This subproject is one of many research subprojects utilizing the resources provided by a Center grant funded by NIH/NCRR. The subproject and investigator (PI) may have received primary funding from another NIH source, and thus could be represented in other CRISP entries. The institution listed is for the Center, which is not necessarily the institution for the investigator. Background: Genetic and environmental factors causing prostate cancer are not well understood. This study is designed to search for risk factors among phenotypic and genotypic markers of response to genotoxic stress. Comet assay and mutagen sensitivity evaluate response to DNA damage (e.g. bleomycin exposure) in short-term cultured human lymphocytes. Both assays are an increasingly popular measure of DNA damage and repair used as a marker of risk in several cancers including lung, breast, and colon. High DNA damage (tail moment in comet assay or chromatid breaks in mutagen sensitivity) and low rate of DNA repair correlate with increased risk of certain cancers. As prostate cancer was as yet not studied, this study will evaluate comet assay and mutagen sensitivity as measures of prostate cancer risk. Programed cell death (apoptosis) is one way to eliminate cells that did not repair correctly DNA damage. We hypothesize that low apoptotic response to bleomycin exposure in the short-term cultured lymphocytes is indicative of increased cancer risk. In addition we will examine how these phenotypic measures in white blood cells correlate with mutations of the p53 tumor suppressor gene in the tumor tissue. The p53 gene guards cells from carcinogenic changes and is often mutated in prostate cancer. It is expected that insufficient response to genotoxic stress correlates with high frequency of some p53 mutations. Genetic variants with decreased DNA repair capacity were previously associated with prostate cancer risk. Correlation of these genetic variants in OGG1 and XRCC1 with DNA damage/repair, apoptosis, and p53 mutations in prostate tumor tissue will be examined. Hypothesis: Our hypothesis is that prostate cancer risk is related to interindividual variability in the response to genotoxic stress.

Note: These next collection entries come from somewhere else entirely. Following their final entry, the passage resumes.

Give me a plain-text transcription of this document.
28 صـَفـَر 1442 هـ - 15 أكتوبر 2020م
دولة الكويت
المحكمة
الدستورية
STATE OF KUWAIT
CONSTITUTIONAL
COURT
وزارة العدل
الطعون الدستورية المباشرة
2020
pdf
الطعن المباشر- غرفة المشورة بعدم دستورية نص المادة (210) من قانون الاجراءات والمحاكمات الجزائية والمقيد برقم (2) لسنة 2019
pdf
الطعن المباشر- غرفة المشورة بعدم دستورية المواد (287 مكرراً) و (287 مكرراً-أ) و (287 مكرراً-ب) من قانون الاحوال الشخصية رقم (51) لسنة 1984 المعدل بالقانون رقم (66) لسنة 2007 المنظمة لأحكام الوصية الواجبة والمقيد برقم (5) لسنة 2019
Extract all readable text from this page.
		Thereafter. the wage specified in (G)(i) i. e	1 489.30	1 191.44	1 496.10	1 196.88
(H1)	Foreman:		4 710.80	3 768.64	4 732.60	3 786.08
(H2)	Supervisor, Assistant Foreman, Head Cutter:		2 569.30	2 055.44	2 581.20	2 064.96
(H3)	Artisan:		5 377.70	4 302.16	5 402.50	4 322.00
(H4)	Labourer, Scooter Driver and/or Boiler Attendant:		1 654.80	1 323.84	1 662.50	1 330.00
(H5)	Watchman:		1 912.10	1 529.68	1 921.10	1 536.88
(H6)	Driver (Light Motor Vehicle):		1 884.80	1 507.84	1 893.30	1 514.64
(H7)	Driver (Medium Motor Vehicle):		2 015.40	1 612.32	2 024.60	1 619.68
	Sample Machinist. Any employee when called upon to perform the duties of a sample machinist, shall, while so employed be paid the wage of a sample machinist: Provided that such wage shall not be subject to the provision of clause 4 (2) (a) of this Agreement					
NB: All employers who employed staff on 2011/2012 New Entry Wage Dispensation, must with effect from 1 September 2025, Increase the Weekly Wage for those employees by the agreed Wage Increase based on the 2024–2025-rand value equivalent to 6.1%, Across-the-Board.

Specific Aims : This study has two major goals.
Aim 1. Establish a data and tissue repository for studies of prostate cancer Aim 2. Use the repository to determine whether decreased ability to respond to DNA damage correlates with increased prostate cancer risk. Study Design: The case-control study will evaluate 300 prostate cancer cases and 300 non-cancer controls matched on age, gender, and race. Epidemiological data, clinical data, and samples of blood, buccal cells, saliva, urine, naail clipping and tumor tissue will be obtained and examined for markers of genetic susceptibiltity to prostate cancer. White blood cells will be cultured for a short term to test response to DNA damage (comet assay, mutagen sensitivity and apoptosis) and DNA and other biomolecules will be extracted from the various specimen to evaluate genetic variants in DNA repair genes, mutations in the p53 tumor suppresor gens, and other markers of cancer susceptibility. Significance: This pilot study is expected to fill important gaps in our understanding of prostate cancer etiology, identify genetic modifiers of prostate cancer risk, produce new hypotheses to focus prostate cancer prevention, and help design better cancer prevention strategies.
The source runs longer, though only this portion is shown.